Les Canadiens s'apprêtent à accueillir les prochains Jeux olympiques, mais l'indice olympique Dow Jones n'est pas disponible au pays, faute d'intérêt de la part des institutions financières.

Pour l'instant, l'indice olympique n'est offert que dans certaines institutions financières de Londres, la ville hôtesse des Jeux d'été en 2012. «Nous discutons actuellement avec des institutions financières canadiennes pour rendre l'indice olympique disponible au Canada», dit John Prestbo, directeur exécutif des indices boursiers Dow Jones.

 

Le Mouvement Desjardins, qui ne connaissait pas l'existence de l'indice olympique Dow Jones avant le coup de fil de La Presse Affaires, n'a pas l'intention de l'offrir à ses clients d'ici le début des Jeux olympiques de Vancouver le 12 février 2010. «Ce n'est pas sur notre radar», dit le porte-parole André Chapleau.

Même son de cloche du côté de la Banque Royale, pourtant commanditaire de Vancouver 2010. «Ça ne fait pas partie de nos projets en 2009», précise le porte-parole Raymond Chouinard.

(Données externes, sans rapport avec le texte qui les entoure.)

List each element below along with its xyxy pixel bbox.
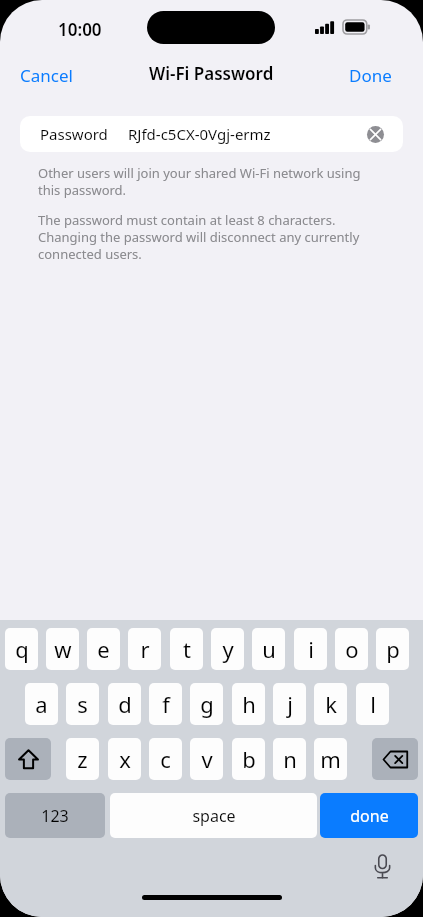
button[interactable]: Dictation	[365, 850, 399, 884]
button[interactable]: Backspace	[372, 738, 418, 780]
button[interactable]: a	[25, 683, 58, 725]
button[interactable]: q	[5, 628, 38, 670]
staticText: Done	[349, 64, 392, 87]
staticText: x	[119, 744, 131, 774]
button[interactable]: k	[314, 683, 347, 725]
staticText: n	[283, 744, 297, 774]
button[interactable]: b	[232, 738, 265, 780]
staticText: w	[54, 634, 72, 664]
staticText: o	[345, 634, 359, 664]
staticText: p	[386, 634, 400, 664]
staticText: t	[183, 634, 191, 664]
staticText: e	[97, 634, 110, 664]
staticText: q	[15, 634, 29, 664]
button[interactable]: v	[190, 738, 223, 780]
button[interactable]: e	[87, 628, 120, 670]
button[interactable]: n	[273, 738, 306, 780]
button[interactable]: f	[149, 683, 182, 725]
staticText: k	[325, 689, 337, 719]
staticText: b	[242, 744, 256, 774]
button[interactable]: i	[294, 628, 327, 670]
staticText: r	[140, 634, 150, 664]
button[interactable]: g	[190, 683, 223, 725]
staticText: The password must contain at least 8 cha…	[38, 211, 383, 263]
button[interactable]: Password	[20, 116, 403, 152]
button[interactable]: u	[252, 628, 285, 670]
staticText: m	[320, 744, 341, 774]
button[interactable]: r	[128, 628, 161, 670]
staticText: Password	[40, 124, 108, 144]
button[interactable]: Clear text	[364, 123, 386, 145]
staticText: 10:00	[58, 18, 102, 41]
button[interactable]: done	[320, 793, 418, 838]
staticText: i	[308, 634, 314, 664]
staticText: f	[162, 689, 170, 719]
button[interactable]: o	[335, 628, 368, 670]
staticText: RJfd-c5CX-0Vgj-ermz	[128, 124, 271, 144]
button[interactable]: d	[108, 683, 141, 725]
staticText: l	[370, 689, 376, 719]
staticText: s	[77, 689, 88, 719]
staticText: c	[160, 744, 171, 774]
button[interactable]: Cancel	[10, 60, 86, 90]
button[interactable]: t	[170, 628, 203, 670]
button[interactable]: Done	[349, 60, 413, 90]
staticText: g	[200, 689, 214, 719]
button[interactable]: s	[66, 683, 99, 725]
button[interactable]: x	[108, 738, 141, 780]
button[interactable]: space	[110, 793, 317, 838]
staticText: 123	[41, 805, 69, 827]
staticText: a	[35, 689, 48, 719]
button[interactable]: l	[356, 683, 389, 725]
staticText: u	[262, 634, 276, 664]
staticText: Other users will join your shared Wi-Fi …	[38, 164, 378, 199]
staticText: Cancel	[20, 64, 73, 87]
button[interactable]: j	[273, 683, 306, 725]
button[interactable]: 123	[5, 793, 105, 838]
button[interactable]: m	[314, 738, 347, 780]
button[interactable]: p	[376, 628, 409, 670]
button[interactable]: c	[149, 738, 182, 780]
staticText: h	[242, 689, 256, 719]
button[interactable]: y	[211, 628, 244, 670]
staticText: done	[350, 805, 389, 827]
button[interactable]: z	[66, 738, 99, 780]
staticText: Wi-Fi Password	[149, 62, 274, 85]
staticText: space	[192, 805, 236, 827]
staticText: z	[77, 744, 88, 774]
staticText: d	[118, 689, 132, 719]
button[interactable]: Shift	[5, 738, 51, 780]
staticText: v	[201, 744, 213, 774]
staticText: y	[222, 634, 234, 664]
staticText: j	[287, 689, 293, 719]
button[interactable]: h	[232, 683, 265, 725]
button[interactable]: w	[46, 628, 79, 670]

John Prestbo suggère tout de même aux investisseurs canadiens de jeter un coup d'oeil à son indice olympique. «L'indice donne une idée des entreprises qui pourraient mieux faire cette année en raison des Jeux olympiques de Vancouver en 2010, dit-il. Les investisseurs peuvent sélectionner quelques titres sans nécessairement acheter l'indice au complet, ce qui est impossible de toute façon à l'heure actuelle au Canada.»